Since 2015, the Committee on Accreditation of Canadian Medical Schools (CACMS) supported by the Association of Faculties of Medicine in Canada (AFMC) and the Canadian Medical Association (CMA) has an accreditation standard on Social Accountability, which states:

A medical school is committed to address the priority health concerns of the populations it has a responsibility to serve. The medical school’s social accountability is: a) articulated in its mission statement; b) fulfilled in its educational program through admissions, curricular content, and types and locations of educational experiences; c) evidenced by specific outcome measures.
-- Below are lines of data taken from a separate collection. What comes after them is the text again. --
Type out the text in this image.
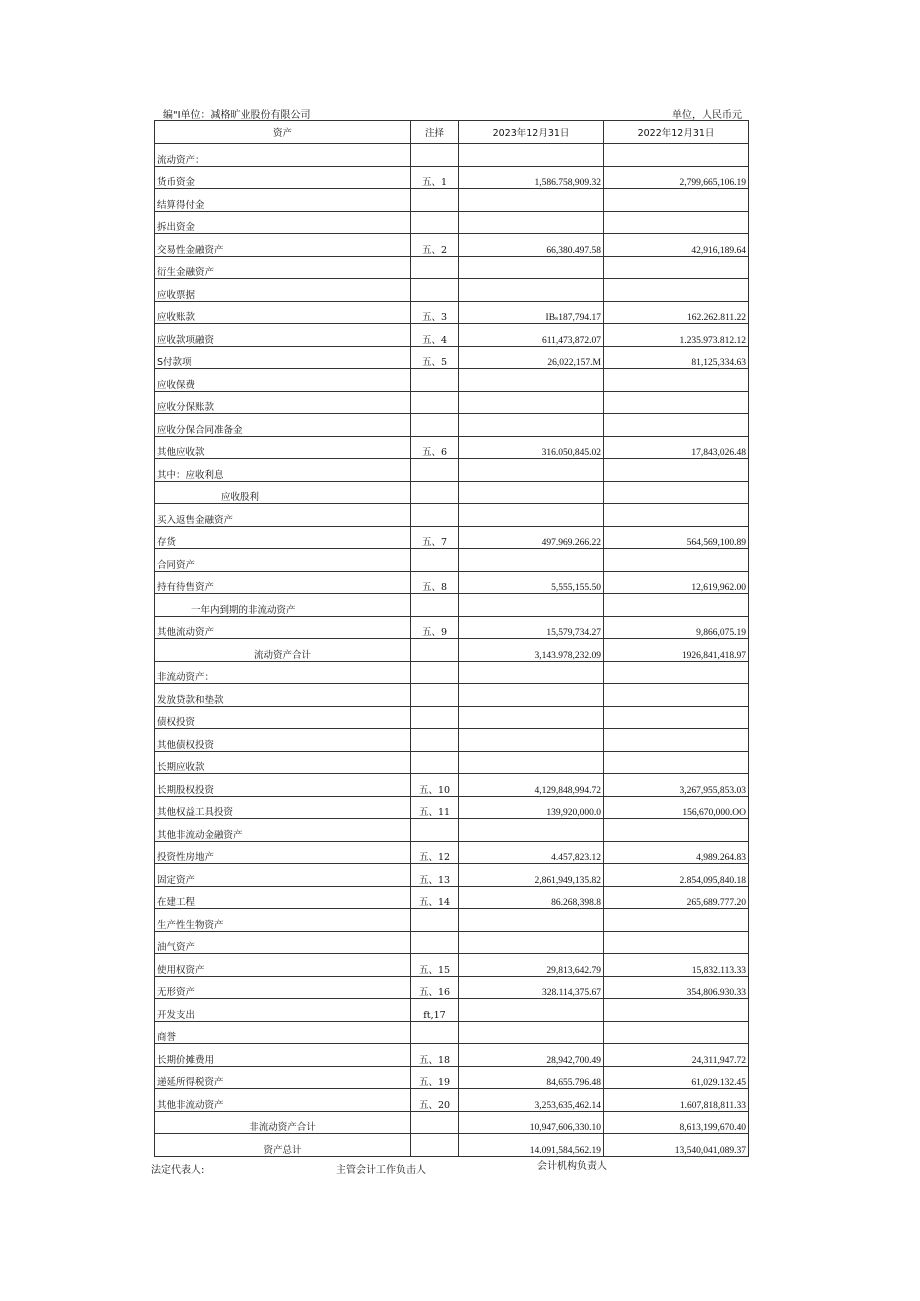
编"I单位：减格旷业股份有限公司	单位，人民币元
资产	注择	2023年12月31日	2022年12月31日
流动资产：			
货币资金	五、1	1,586.758,909.32	2,799,665,106.19
结算得付金			
拆出资金			
交易性金融资产	五、2	66,380.497.58	42,916,189.64
衍生金融资产			
应收票据			
应收账款	五、3	IBₛ187,794.17	162.262.811.22
应收款项融资	五、4	611,473,872.07	1.235.973.812.12
S付款项	五、5	26,022,157.M	81,125,334.63
应收保费			
应收分保账款			
应收分保合同准备金			
其他应收款	五、6	316.050,845.02	17,843,026.48
其中：应收利息			
应收股利			
买入返售金融资产			
存货	五、7	497.969.266.22	564,569,100.89
合同资产			
持有待售资产	五、8	5,555,155.50	12,619,962.00
一年内到期的非流动资产			
其他流动资产	五、9	15,579,734.27	9,866,075.19
流动资产合计		3,143.978,232.09	1926,841,418.97
非流动资产：			
发放贷款和垫款			
债权投资			
其他债权投资			
长期应收款			
长期股权投资	五、10	4,129,848,994.72	3,267,955,853.03
其他权益工具投资	五、11	139,920,000.0	156,670,000.OO
其他非流动金融资产			
投资性房地产	五、12	4.457,823.12	4,989.264.83
固定资产	五、13	2,861,949,135.82	2.854,095,840.18
在建工程	五、14	86.268,398.8	265,689.777.20
生产性生物资产			
油气资产			
使用权资产	五、15	29,813,642.79	15,832.113.33
无形资产	五、16	328.114,375.67	354,806.930.33
开发支出	ft,17		
商誉			
长期价摊费用	五、18	28,942,700.49	24,311,947.72
递延所得税资产	五、19	84,655.796.48	61,029.132.45
其他非流动资产	五、20	3,253,635,462.14	1.607,818,811.33
非流动资产合计		10,947,606,330.10	8,613,199,670.40
资产总计		14.091,584,562.19	13,540,041,089.37
法定代表人:	主管会计工作负击人	会计机构负责人
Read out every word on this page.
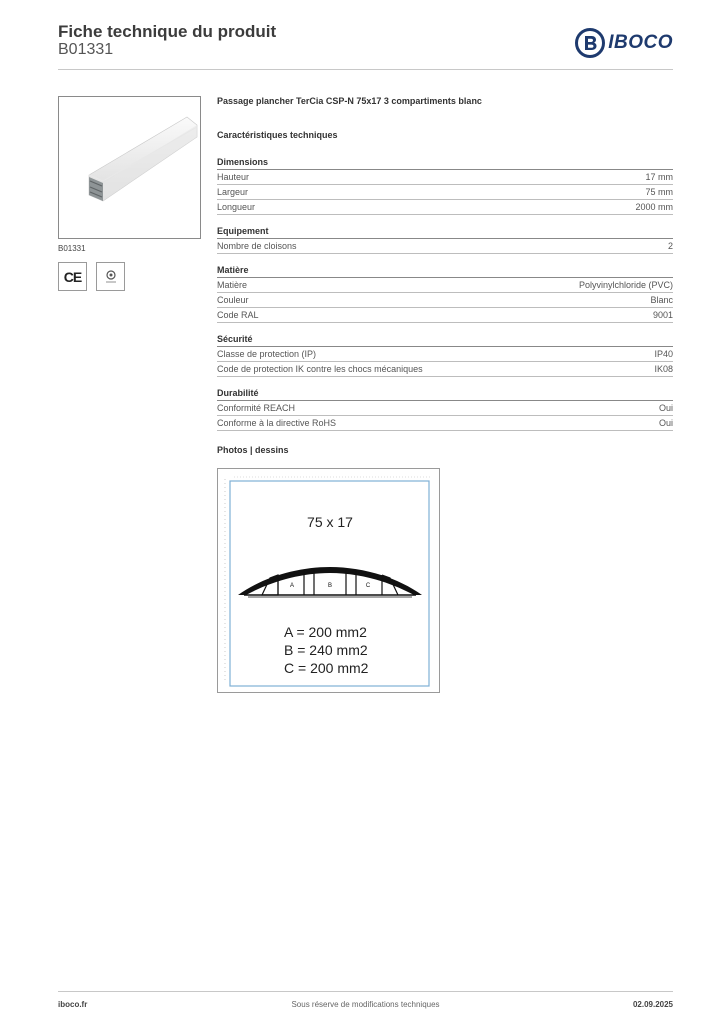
Fiche technique du produit
B01331	IBOCO
B01331
CE
Passage plancher TerCia CSP-N 75x17 3 compartiments blanc
Caractéristiques techniques
Dimensions
Hauteur	17 mm
Largeur	75 mm
Longueur	2000 mm
Equipement
Nombre de cloisons	2
Matière
Matière	Polyvinylchloride (PVC)
Couleur	Blanc
Code RAL	9001
Sécurité
Classe de protection (IP)	IP40
Code de protection IK contre les chocs mécaniques	IK08
Durabilité
Conformité REACH	Oui
Conforme à la directive RoHS	Oui
Photos | dessins
75 x 17
A	B	C
A = 200 mm2
B = 240 mm2
C = 200 mm2
iboco.fr	Sous réserve de modifications techniques	02.09.2025
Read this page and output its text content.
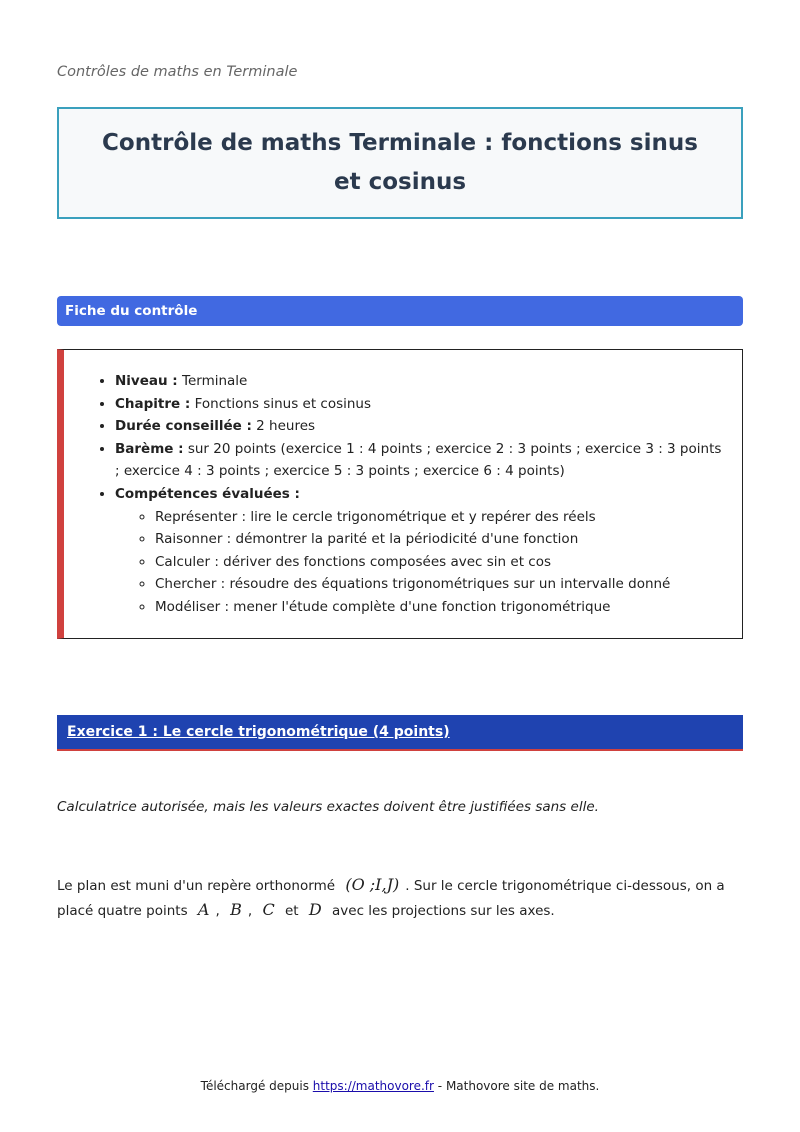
Contrôles de maths en Terminale
Contrôle de maths Terminale : fonctions sinus et cosinus
Fiche du contrôle
• Niveau : Terminale
• Chapitre : Fonctions sinus et cosinus
• Durée conseillée : 2 heures
• Barème : sur 20 points (exercice 1 : 4 points ; exercice 2 : 3 points ; exercice 3 : 3 points ; exercice 4 : 3 points ; exercice 5 : 3 points ; exercice 6 : 4 points)
• Compétences évaluées :
◦ Représenter : lire le cercle trigonométrique et y repérer des réels
◦ Raisonner : démontrer la parité et la périodicité d'une fonction
◦ Calculer : dériver des fonctions composées avec sin et cos
◦ Chercher : résoudre des équations trigonométriques sur un intervalle donné
◦ Modéliser : mener l'étude complète d'une fonction trigonométrique
Exercice 1 : Le cercle trigonométrique (4 points)
Calculatrice autorisée, mais les valeurs exactes doivent être justifiées sans elle.
Le plan est muni d'un repère orthonormé (O ;I,J) . Sur le cercle trigonométrique ci-dessous, on a placé quatre points A , B , C et D avec les projections sur les axes.
Téléchargé depuis https://mathovore.fr - Mathovore site de maths.
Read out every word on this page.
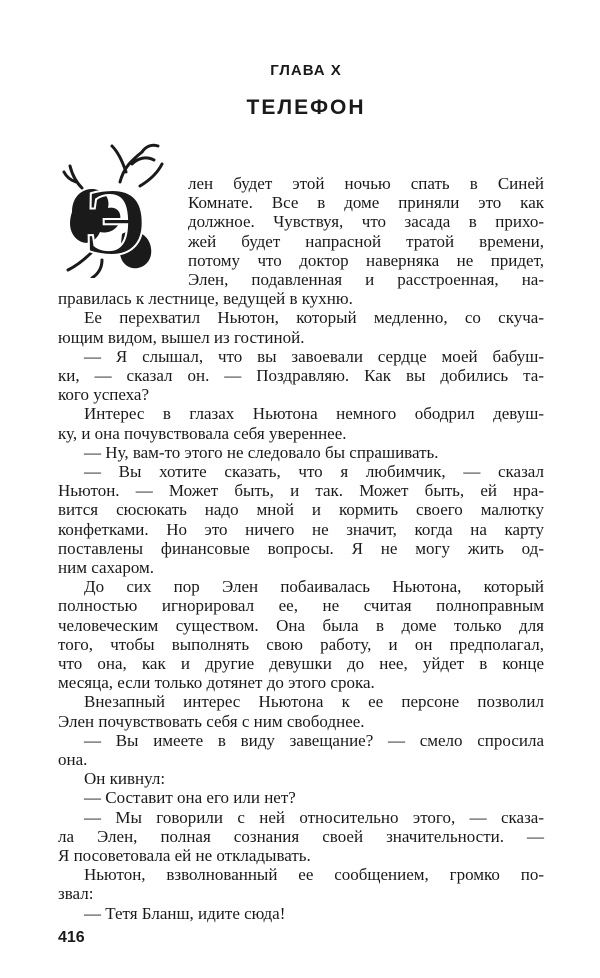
ГЛАВА X
ТЕЛЕФОН
Э лен будет этой ночью спать в Синей
Комнате. Все в доме приняли это как
должное. Чувствуя, что засада в прихо-
жей будет напрасной тратой времени,
потому что доктор наверняка не придет,
Элен, подавленная и расстроенная, на-
правилась к лестнице, ведущей в кухню.
Ее перехватил Ньютон, который медленно, со скуча-
ющим видом, вышел из гостиной.
— Я слышал, что вы завоевали сердце моей бабуш-
ки, — сказал он. — Поздравляю. Как вы добились та-
кого успеха?
Интерес в глазах Ньютона немного ободрил девуш-
ку, и она почувствовала себя увереннее.
— Ну, вам-то этого не следовало бы спрашивать.
— Вы хотите сказать, что я любимчик, — сказал
Ньютон. — Может быть, и так. Может быть, ей нра-
вится сюсюкать надо мной и кормить своего малютку
конфетками. Но это ничего не значит, когда на карту
поставлены финансовые вопросы. Я не могу жить од-
ним сахаром.
До сих пор Элен побаивалась Ньютона, который
полностью игнорировал ее, не считая полноправным
человеческим существом. Она была в доме только для
того, чтобы выполнять свою работу, и он предполагал,
что она, как и другие девушки до нее, уйдет в конце
месяца, если только дотянет до этого срока.
Внезапный интерес Ньютона к ее персоне позволил
Элен почувствовать себя с ним свободнее.
— Вы имеете в виду завещание? — смело спросила
она.
Он кивнул:
— Составит она его или нет?
— Мы говорили с ней относительно этого, — сказа-
ла Элен, полная сознания своей значительности. —
Я посоветовала ей не откладывать.
Ньютон, взволнованный ее сообщением, громко по-
звал:
— Тетя Бланш, идите сюда!
416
ACMS did not stop there. This fundamental principle of social accountability is now part of several other elements of standards.

One CACMS element clearly indicates the need to respond to the most important societal issues of the day.[jf1]

7.5 Societal Problems: The faculty of a medical school ensure that the medical curriculum includes instruction in the diagnosis, prevention, appropriate reporting, and treatment of the medical consequences of common societal problems.

In Canada, currently, this would include the epidemic of Opioid related deaths, for example.

As well, our accountability to underserved populations and our responsibility to provide culturally competent care are being addressed in a newly revised proposed standard element.

7.6 Culture and Health Care Disparities: The faculty of a medical school ensure that the medical curriculum provides opportunities for medical students to learn to recognize and appropriately address the unique needs of people of diverse cultures, genders, races and belief systems, in particular the Indigenous peoples of Canada.

The medical curriculum prepares medical students to:

  1. a) recognize and appropriately address the manner in which people of diverse cultures, genders, races and belief systems perceive health and illness and respond to various symptoms, diseases, and treatments. b) recognize and appropriately address personal biases (cultural, gender, racial, belief) and how these biases influence clinical decision-making and the care provided to patients. c) develop the basic skills needed to provide culturally competent health care. d) identify health care disparities and participate in developing solutions to address them.

And a final example of a requirement under curricular content and design that requires student thoughtful involvement in community needs in the form of Service Learning.

6.6 Service-Learning: The faculty of a medical school ensure that the medical education program provides sufficient opportunities for, encourages, and supports medical student participation in a service-learning activity.

Service learning is defined as a structured learning experience that combines community service with preparation and reflection.

Still much to do[jf2]

Canada may be seen to be leading the pack in social accountability and accreditation but we are not there yet. Most of our schools have yet to be tested against the elements of the standards as they have only been in place in the last few years or are still in the process of being approved. As we train our next generation of physicians, we need to be vigilant to ensure that our schools continue to focus on our most important health issues and our most vulnerable populations. Not until we can demonstrate that our schools are producing physicians who care for our populations in greatest need, and that we are providing good care to all Canadians, can we start speaking about a job well done.